Tennessee’s Race to the Top

And the winner is…..

….but wait a minute. My state’s proposal for Race to the Top money was just as innovative, ambitious and just as rigorous as Tennessee’s application. So why does Tennessee walk away with $500 million while my state and school district get skunked?

“We put in for half a billion dollars with no expectations whatsoever of getting all that money,” said Tennessee governor Phil Bredesen, rubbing it in. “We got it all.”

A critical factor in Tennessee’s success, we’re told, is that the state had buy-in from virtually all its school districts and teacher unions. Buy-in is not an easy thing to pull off when your reform program has to include a plan for evaluating teachers based on their students’ performance, a highly controversial and emotional issue for educators. Tennessee has committed to basing 50% of teacher/principal evaluations on student achievement data.

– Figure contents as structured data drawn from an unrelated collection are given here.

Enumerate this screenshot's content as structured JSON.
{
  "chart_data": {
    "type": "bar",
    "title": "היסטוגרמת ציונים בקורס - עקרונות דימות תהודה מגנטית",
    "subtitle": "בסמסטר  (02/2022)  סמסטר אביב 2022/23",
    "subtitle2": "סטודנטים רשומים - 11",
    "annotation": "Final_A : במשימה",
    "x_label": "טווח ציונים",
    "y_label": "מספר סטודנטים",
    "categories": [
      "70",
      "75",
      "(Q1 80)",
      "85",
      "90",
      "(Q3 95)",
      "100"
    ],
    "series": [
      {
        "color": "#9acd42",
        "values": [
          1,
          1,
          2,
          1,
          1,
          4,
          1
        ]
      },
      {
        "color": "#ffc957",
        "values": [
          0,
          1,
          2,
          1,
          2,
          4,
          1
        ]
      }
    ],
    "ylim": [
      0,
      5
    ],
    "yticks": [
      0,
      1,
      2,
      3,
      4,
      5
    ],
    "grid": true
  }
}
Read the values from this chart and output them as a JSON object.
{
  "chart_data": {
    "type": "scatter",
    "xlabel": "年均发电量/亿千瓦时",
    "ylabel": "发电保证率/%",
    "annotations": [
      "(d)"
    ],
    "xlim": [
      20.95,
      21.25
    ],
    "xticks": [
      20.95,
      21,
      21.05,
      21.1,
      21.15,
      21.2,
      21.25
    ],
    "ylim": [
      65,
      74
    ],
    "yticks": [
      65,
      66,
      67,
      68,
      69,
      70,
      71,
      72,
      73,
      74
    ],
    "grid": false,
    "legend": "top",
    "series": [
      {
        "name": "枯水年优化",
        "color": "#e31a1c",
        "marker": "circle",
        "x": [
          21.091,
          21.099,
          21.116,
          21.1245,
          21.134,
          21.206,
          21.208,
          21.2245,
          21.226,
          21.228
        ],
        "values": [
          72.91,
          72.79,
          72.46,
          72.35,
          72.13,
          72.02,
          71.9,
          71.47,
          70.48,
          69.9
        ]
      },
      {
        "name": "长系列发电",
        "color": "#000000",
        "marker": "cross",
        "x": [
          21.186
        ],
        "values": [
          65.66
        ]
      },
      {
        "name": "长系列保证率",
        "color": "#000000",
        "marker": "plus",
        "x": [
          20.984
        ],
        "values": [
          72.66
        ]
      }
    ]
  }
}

But other states among the 16 finalists had strong buy-in as well. So how did Tennessee set itself apart? I decided to take a second look at Tennessee’s Race to the Top application. Or more specifically, I decided to take a look at the reviewers’ comments on the state’s application.

Not surprisingly, I soon saw that Tennessee had an unfair advantage.  In one word: Data.

Reviewers comments were peppered with references to the Tennessee Value Added Assessment System (TVAAS), a system that has been collecting data on student growth since the early 1990s.

Some sample comments:

“The State has a high quality plan to create a teacher and principal evaluation system centered on student achievement. The plan will build on the strength of having the most extensive longitudinal student achievement data system in the nation (TVAAS).”

“Tennessee has been a national leader in the use of value-added assessment to measure teacher effectiveness. The State’s TVAAS system was put into place in the early 1990s. Not only has Tennessee invested substantial resources in its IT systems to enable the student-teacher linkages and calculate growth, teachers have a long history using these measures. …Teacher familiarity with value-added most likely will help the State secure educator buy-in as it moves forward in expanding the uses of these statistical models to inform human capital decisions.”

“For nearly two decades, Tennessee has calculated growth measures for student growth through its TVAAS system. The State has linked student growth to teacher effectiveness and used it to inform decisions related to teacher employment. Tennessee can immediately begin to address the educator effectiveness measures called for under Race to the Top.”

In its Race to the Top presentation to federal officials, the state said that it had “built the car (data system) before the road.” Clearly, the state is about to build the highway.